Peggy Savage - January 7, 2019 3:11 pm
Shelton A. - January 7, 2019 4:08 pm
May God continue to bless the young couple and God help them with a dog in the house. I’m looking, too and I’ve had them in the house. This proves I am crazy.
Jill - January 7, 2019 5:16 pm
I try not to unleash tears when I feel that ache behind my eyes. Sensitively poignant, Sean. I have wanting a bloodhound myself.
Jennifer Whisenant - January 7, 2019 7:38 pm
Going to change the name of Hurricane Michael to Gator! Bet you could write a lot of stories about Hurricane Gator. He was a humdinger. Today the insurance company almost agreed to pay for new roofs. They are having trouble paying for the metal roof on the storage shed/pool house/surfboard storage. The squirrels just destroyed two of my son’s cherished surfbags. Made a hole in two. Took stuffing from one to put in the hole in the other. Squirrels are obviously very picky about their bedding. Anyway my son just moved to Newnan GA for a job making mattresses. Just think what he could have provided these squirrels for bedding if they had not made him so mad.
Pamela McEachern - January 7, 2019 8:29 pm
Thank you for this beautiful story, prayers to everyone dealing with life changing situations. I may be wrong but isn’t Otis Jamie’s baby. She has to get one of them! I hope the New Year is being kind to all and BAMA rolls into history tonight!
Peace and Love from Birmingham
Stuart - January 8, 2019 5:22 am
They rolled into history alright. Go! you hungry tigers.
Mary Calhoun - January 7, 2019 9:37 pm
My Daddy’s favorite outdoor chair was a bucket. Your uncle and he had a lot in common.

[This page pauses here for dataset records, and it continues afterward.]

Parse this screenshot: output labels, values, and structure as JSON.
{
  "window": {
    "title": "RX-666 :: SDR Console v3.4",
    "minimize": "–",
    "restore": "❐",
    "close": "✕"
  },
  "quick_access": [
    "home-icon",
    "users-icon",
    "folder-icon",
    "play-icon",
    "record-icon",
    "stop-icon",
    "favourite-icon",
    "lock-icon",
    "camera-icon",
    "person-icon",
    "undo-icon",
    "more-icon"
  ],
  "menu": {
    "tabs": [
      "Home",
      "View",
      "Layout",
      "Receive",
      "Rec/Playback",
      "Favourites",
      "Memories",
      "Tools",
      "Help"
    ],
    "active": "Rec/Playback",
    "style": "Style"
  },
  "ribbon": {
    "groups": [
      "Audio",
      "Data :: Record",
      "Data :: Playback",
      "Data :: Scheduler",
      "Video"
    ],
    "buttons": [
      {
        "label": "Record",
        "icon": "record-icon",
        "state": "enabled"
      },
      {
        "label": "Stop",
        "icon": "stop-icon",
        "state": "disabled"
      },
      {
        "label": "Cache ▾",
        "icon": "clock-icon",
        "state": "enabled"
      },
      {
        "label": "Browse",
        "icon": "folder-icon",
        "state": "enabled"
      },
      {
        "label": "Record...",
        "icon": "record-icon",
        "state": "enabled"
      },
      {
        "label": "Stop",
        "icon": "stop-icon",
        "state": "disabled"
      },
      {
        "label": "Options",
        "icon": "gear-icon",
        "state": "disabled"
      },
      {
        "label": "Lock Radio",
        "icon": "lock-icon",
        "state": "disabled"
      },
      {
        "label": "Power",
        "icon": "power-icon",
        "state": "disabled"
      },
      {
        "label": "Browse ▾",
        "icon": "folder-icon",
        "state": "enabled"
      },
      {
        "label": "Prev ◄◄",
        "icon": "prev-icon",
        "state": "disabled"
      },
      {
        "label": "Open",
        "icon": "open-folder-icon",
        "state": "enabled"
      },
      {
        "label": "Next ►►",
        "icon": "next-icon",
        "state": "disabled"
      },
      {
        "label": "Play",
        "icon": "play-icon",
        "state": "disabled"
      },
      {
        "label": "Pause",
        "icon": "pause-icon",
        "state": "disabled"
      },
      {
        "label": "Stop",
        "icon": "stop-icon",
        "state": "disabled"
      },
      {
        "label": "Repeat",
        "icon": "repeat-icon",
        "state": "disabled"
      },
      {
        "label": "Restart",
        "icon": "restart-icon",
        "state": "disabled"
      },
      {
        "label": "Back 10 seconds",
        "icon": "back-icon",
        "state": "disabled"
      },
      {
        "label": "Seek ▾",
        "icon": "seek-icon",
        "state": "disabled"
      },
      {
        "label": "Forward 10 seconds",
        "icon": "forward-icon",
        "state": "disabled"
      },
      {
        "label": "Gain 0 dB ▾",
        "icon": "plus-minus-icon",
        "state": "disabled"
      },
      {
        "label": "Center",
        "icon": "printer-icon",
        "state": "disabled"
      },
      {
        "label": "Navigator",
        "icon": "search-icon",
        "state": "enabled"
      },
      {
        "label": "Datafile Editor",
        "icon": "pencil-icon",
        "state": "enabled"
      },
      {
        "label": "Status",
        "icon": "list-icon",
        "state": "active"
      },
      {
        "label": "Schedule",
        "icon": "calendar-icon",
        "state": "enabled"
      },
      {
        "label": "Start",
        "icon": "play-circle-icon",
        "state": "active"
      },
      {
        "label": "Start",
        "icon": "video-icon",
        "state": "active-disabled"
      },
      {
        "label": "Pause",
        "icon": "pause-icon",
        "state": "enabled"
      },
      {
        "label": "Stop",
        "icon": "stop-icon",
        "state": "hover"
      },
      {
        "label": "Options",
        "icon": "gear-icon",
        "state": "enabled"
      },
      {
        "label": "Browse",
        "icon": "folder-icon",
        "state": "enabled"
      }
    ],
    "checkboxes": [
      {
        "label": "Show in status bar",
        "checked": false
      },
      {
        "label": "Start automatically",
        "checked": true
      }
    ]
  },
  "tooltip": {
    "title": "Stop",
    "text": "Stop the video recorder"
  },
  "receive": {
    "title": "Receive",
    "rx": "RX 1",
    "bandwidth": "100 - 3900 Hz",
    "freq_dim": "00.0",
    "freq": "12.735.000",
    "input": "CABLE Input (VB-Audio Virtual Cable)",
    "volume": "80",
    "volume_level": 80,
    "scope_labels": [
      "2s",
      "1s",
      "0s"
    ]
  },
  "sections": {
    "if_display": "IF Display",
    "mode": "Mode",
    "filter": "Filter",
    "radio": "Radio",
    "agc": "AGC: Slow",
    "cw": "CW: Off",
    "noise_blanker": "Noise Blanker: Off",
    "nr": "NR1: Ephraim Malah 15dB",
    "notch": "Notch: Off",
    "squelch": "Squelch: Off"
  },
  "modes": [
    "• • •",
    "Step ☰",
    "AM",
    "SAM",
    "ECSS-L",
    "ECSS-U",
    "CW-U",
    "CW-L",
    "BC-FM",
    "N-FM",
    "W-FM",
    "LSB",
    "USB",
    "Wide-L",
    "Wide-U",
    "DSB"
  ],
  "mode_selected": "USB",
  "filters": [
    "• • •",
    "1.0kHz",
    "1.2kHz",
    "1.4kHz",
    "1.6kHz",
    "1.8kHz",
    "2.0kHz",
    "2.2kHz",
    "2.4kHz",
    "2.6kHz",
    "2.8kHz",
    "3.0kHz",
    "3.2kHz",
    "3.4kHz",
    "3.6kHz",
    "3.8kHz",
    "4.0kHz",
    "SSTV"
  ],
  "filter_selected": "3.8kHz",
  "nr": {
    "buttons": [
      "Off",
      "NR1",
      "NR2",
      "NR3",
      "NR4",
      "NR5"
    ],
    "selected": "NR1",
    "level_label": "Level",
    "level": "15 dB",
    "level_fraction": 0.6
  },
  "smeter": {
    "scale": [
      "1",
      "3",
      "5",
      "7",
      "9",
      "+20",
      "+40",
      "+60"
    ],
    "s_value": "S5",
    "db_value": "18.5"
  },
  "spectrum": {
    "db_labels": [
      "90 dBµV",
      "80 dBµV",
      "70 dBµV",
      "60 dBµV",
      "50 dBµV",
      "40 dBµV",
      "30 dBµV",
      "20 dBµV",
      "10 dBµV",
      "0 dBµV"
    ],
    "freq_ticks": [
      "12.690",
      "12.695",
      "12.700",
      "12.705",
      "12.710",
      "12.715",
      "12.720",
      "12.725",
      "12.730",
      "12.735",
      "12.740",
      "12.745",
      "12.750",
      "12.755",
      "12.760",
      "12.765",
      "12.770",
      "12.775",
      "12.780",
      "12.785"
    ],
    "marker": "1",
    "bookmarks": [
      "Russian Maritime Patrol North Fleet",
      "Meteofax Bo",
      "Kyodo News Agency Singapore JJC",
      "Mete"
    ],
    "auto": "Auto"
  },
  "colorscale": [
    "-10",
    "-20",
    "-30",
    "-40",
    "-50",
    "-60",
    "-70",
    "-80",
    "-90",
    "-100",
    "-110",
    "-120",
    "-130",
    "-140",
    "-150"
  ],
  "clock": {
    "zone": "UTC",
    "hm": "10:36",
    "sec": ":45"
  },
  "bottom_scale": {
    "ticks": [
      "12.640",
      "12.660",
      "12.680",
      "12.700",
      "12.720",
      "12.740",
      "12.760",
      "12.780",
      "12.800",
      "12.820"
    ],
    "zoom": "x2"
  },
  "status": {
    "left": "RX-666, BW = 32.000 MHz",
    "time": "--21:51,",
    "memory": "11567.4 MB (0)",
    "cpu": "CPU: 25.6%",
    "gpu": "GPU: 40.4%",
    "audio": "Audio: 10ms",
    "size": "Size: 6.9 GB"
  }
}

Jack Quanstrum - January 8, 2019 12:39 am
Wonderful story. Yes life is short!
Edna B. - January 8, 2019 2:57 am
Such a beautiful, warm story. Life really is too short. Every morning I wake up is a gift that I cherish. May the angels watch over that young girl. Sean, you and Thelma Lou have a fnatabulous evening. Hugs, Edna B.
p.s. I just finished reading one of your books. Awesome!